While in interactive mode, you can enter `/` at any time to see the list of available commands.
/models
Use models command to switch between large language models (LLMs)
/sessions
Use sessions command to switch between sessions, and view session details.
/tasks
Use tasks command to run prompts you have saved as tasks.
/memory
Use memory command to open the personal repository memory file
( ./.agent.md)
in your editor.
# <memory>
Use the above command to add a memory to the personal repository memory file ( ./.agent.md).
#! <memory>
Use the above command to remove a memory from the personal repository memory file ( ./.agent.md).
/exit
Use exit command to quit Rovo Dev.
Start small - Rovo Dev works best with small changes, about 10 or 20 lines at a time.
Break down your tasks - break bigger changes into smaller steps for Rovo Dev to tackle one at a time.
Review and iterate - treat Rovo Dev like a teammate you’re collaborating with, give feedback on the code it generates with what to change and improve.
Change gears - use the /sessions command to start a new session if the current approach isn’t working and you need a fresh perspective from Rovo Dev.

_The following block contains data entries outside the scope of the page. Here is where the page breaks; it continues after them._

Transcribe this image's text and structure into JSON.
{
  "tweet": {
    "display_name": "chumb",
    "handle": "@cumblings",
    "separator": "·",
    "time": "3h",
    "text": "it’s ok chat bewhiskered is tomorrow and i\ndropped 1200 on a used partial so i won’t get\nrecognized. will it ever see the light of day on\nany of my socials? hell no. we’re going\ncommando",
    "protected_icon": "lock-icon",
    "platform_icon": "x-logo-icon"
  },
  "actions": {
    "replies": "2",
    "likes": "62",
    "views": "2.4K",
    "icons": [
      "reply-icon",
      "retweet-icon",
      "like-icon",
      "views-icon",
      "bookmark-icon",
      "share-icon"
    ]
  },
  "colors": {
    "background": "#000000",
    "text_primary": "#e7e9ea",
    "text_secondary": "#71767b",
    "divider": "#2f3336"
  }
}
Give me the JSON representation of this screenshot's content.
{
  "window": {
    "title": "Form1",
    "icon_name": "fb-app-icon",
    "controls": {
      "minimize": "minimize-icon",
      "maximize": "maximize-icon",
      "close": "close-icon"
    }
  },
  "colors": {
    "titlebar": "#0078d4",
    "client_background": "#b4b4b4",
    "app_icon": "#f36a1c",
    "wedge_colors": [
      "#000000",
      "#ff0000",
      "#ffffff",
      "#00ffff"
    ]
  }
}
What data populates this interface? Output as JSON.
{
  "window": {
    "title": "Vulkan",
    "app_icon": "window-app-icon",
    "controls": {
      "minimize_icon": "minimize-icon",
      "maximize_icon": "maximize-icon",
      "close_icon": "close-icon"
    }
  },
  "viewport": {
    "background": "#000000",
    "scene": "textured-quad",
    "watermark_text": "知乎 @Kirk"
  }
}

Save frequently - regularly commit changes to track your progress and avoid losing work if something goes wrong.
Check your work - you can ask Rovo Dev to review its own changes, compare the changes against a parent commit for linting errors, and submit draft pull requests to verify CI/CD logs.
Run Rovo Dev against one repository at a time - to ensure optimal performance and avoid overwhelming the system, focus on one repository rather than your entire src directory.
Remember, your use of Rovo Dev CLI must follow our Acceptable Use Policy.